However one should not overestimate the role

In the stock market and financial debacle, some yet realize excellent business. Temasek, the most active sovereign wealth funds, could reap $ 1.5 billion from the sale of its participation in the buyout of Merrill Lynch by Bank of America. A significant benefit for only nine months of placement... This astronomical benefit, to the extent of the risks taken in an era where person is pushing to invest in the Bank, is not the rule for this type of player. This is demonstrated by several recent studies.

In the two days around the announcement of the entry in the capital of a sovereign wealth Fund, the title of the target registers an increase of 2.1 (1). This gain has been doubled since 2006. It is a sign of recognition by the market weight and the increasing influence of sovereign wealth funds on the financial scene international. When they took foot in big Wall Street banks made evil by the "sub-prime" crisis, they emerged as the "last chance" investors for failing institutions. Only past the immediate relief, their intervention rarely prevented dive courses. What penalize their investments.

Over a period of two years, the performance of SWF investments fall drastically negative yield 41 (2). That confirms the study of the Federal Reserve, which shows that targets corporations have little significant improvement in profitability, growth, investments or their corporate governance in the three years following the burst of a sovereign Fund in their capital.

The market could indeed overestimate the capacity of good coach of values on a case by case ("stock-picker") of the funds. And in particular their ability to identify the dumped values. The sovereign may also buy too early "massacred" values Their sense of the "timing" is not very good, which is also the case of most traditional managers. In view of their very long investment horizon, they can also entirely cash and suffer a decrease in their investment stock, even over two years because of their status of long term investors and "frustrating", investing in upstream of the dominant movements. However one should not overestimate the role. Like the others, they are also sensitive to the "momentum" effect: they tend to put their money in the values that have experienced a progression marked their course in the recent period (60 days).

Sometimes conflicting objectives

The reasons for this underperformance could be explained by their status even of major investors "passive". Because of their weight or their notoriety, they have less easily than the other institutional a role monitoring and steering of the management of the companies in which they have invested, leading to a decline in the stock market performance. Stable and powerful shareholders whose objective is not always the only maximization of the value of their investment. Each Fund is the result of the political, economic and cultural context of his own country. Their investment policy is to feel because of the coexistence of objectives various always compatible step. Proof is that in one case three, sovereign fund chooses a target which is located in his own country, which demonstrates a "patriotic bias" in the investments of some, as a result of pressure from their Government. Moreover, the Fund also tend to invest in countries who share their religion, their culture or their language (3)...

The less permeable funding pressures and incentives of their respective countries would have a more rational investment policy and therefore more efficient. In addition to strategic focus, invest in banking, and financial sector which registered a third of equity last twenty years, this interest in terms of portfolio diversification.
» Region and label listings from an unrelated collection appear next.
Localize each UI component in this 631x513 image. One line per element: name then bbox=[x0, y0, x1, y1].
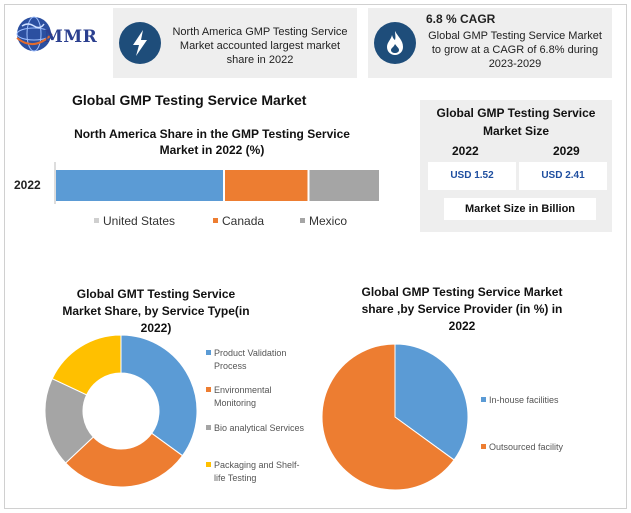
legend-label: Mexico bbox=[309, 214, 348, 228]
bar-segment-canada bbox=[225, 170, 308, 201]
legend-swatch bbox=[481, 444, 486, 449]
legend-swatch bbox=[206, 425, 211, 430]
year-2022-label: 2022 bbox=[452, 144, 479, 158]
legend-swatch bbox=[206, 350, 211, 355]
infographic-frame bbox=[4, 4, 627, 509]
cagr-title: 6.8 % CAGR bbox=[426, 12, 496, 26]
bar-legend-mexico: Mexico bbox=[300, 214, 348, 228]
donut-legend-product-validation-process: Product Validation Process bbox=[206, 347, 306, 373]
donut-chart-title: Global GMT Testing Service Market Share,… bbox=[62, 287, 250, 335]
info-card-cagr: 6.8 % CAGR Global GMP Testing Service Ma… bbox=[368, 8, 612, 78]
value-2029: USD 2.41 bbox=[519, 162, 607, 190]
bar-legend-canada: Canada bbox=[213, 214, 265, 228]
legend-label: Packaging and Shelf-life Testing bbox=[214, 460, 300, 483]
globe-icon bbox=[16, 16, 53, 52]
donut-legend-environmental-monitoring: Environmental Monitoring bbox=[206, 384, 306, 410]
legend-label: Canada bbox=[222, 214, 265, 228]
bar-legend-united-states: United States bbox=[94, 214, 176, 228]
legend-label: Bio analytical Services bbox=[214, 423, 305, 433]
legend-swatch bbox=[206, 387, 211, 392]
stacked-bar-chart: 2022 bbox=[14, 162, 379, 204]
legend-label: United States bbox=[103, 214, 176, 228]
legend-swatch bbox=[94, 218, 99, 223]
legend-swatch bbox=[300, 218, 305, 223]
legend-swatch bbox=[481, 397, 486, 402]
bar-segment-united-states bbox=[56, 170, 223, 201]
market-size-title: Global GMP Testing Service Market Size bbox=[436, 106, 596, 138]
market-size-panel: Global GMP Testing Service Market Size 2… bbox=[420, 100, 612, 232]
flame-icon bbox=[374, 22, 416, 64]
bar-segment-mexico bbox=[309, 170, 379, 201]
info-card-north-america: North America GMP Testing Service Market… bbox=[113, 8, 357, 78]
lightning-icon bbox=[119, 22, 161, 64]
mmr-logo: MMR bbox=[14, 12, 114, 58]
donut-legend-bio-analytical-services: Bio analytical Services bbox=[206, 422, 306, 435]
market-size-unit: Market Size in Billion bbox=[444, 198, 596, 220]
bar-category-label: 2022 bbox=[14, 178, 41, 192]
bar-chart-title: North America Share in the GMP Testing S… bbox=[74, 127, 350, 157]
legend-swatch bbox=[213, 218, 218, 223]
pie-legend-in-house-facilities: In-house facilities bbox=[481, 394, 579, 407]
legend-label: Environmental Monitoring bbox=[214, 385, 272, 408]
market-title: Global GMP Testing Service Market bbox=[72, 92, 307, 108]
donut-legend-packaging-and-shelf-life-testing: Packaging and Shelf-life Testing bbox=[206, 459, 306, 485]
info-card-text: Global GMP Testing Service Market to gro… bbox=[428, 30, 602, 70]
legend-swatch bbox=[206, 462, 211, 467]
legend-label: In-house facilities bbox=[489, 395, 559, 405]
logo-text: MMR bbox=[44, 27, 98, 47]
pie-legend-outsourced-facility: Outsourced facility bbox=[481, 441, 579, 454]
info-card-text: North America GMP Testing Service Market… bbox=[172, 26, 348, 66]
year-2029-label: 2029 bbox=[553, 144, 580, 158]
pie-chart-title: Global GMP Testing Service Market share … bbox=[361, 285, 563, 333]
legend-label: Product Validation Process bbox=[214, 348, 287, 371]
legend-label: Outsourced facility bbox=[489, 442, 564, 452]
value-2022: USD 1.52 bbox=[428, 162, 516, 190]
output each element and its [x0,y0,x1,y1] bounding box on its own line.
This sector, like health, is negatively correlated to the oil prices. A significant element for a sovereign fund whose resources would depend on the evolution of oil prices and which would therefore seek to protect themselves against their risk of decline. However, in the recent past, the collapse of the Bank went hand in hand with oil, unlike what is found off periods of crisis.

Distribution of long-term

Also market it still has difficulties to see in the sometimes uncertain and contradictory these actors referred and appreciated a bit of clarity. If there is no relationship between the amount of the initial investment by a Fund and the future performance of the target, there is a strong and positive relationship between this performance and the degree of governance and transparency of the sovereign. The performance of companies target acquired by transparent SWFs, which are subject to independent audits or who publish annual reports, is 3.5 higher than other companies. Given that the market reward transparency, the adoption of codes of good practice in this area is a pay strategy for these funds.

Underperformance of these investments must be made. The key to the performance of sovereign wealth funds, as all large institutional investor, it is their strategic allocation, that is their decision to invest in three or five years a percentage of their assets in stocks, bonds, etc. The allocation of long term of their portfolio between asset classes is their main source of performance, more than their paris microeconomic on any particular company.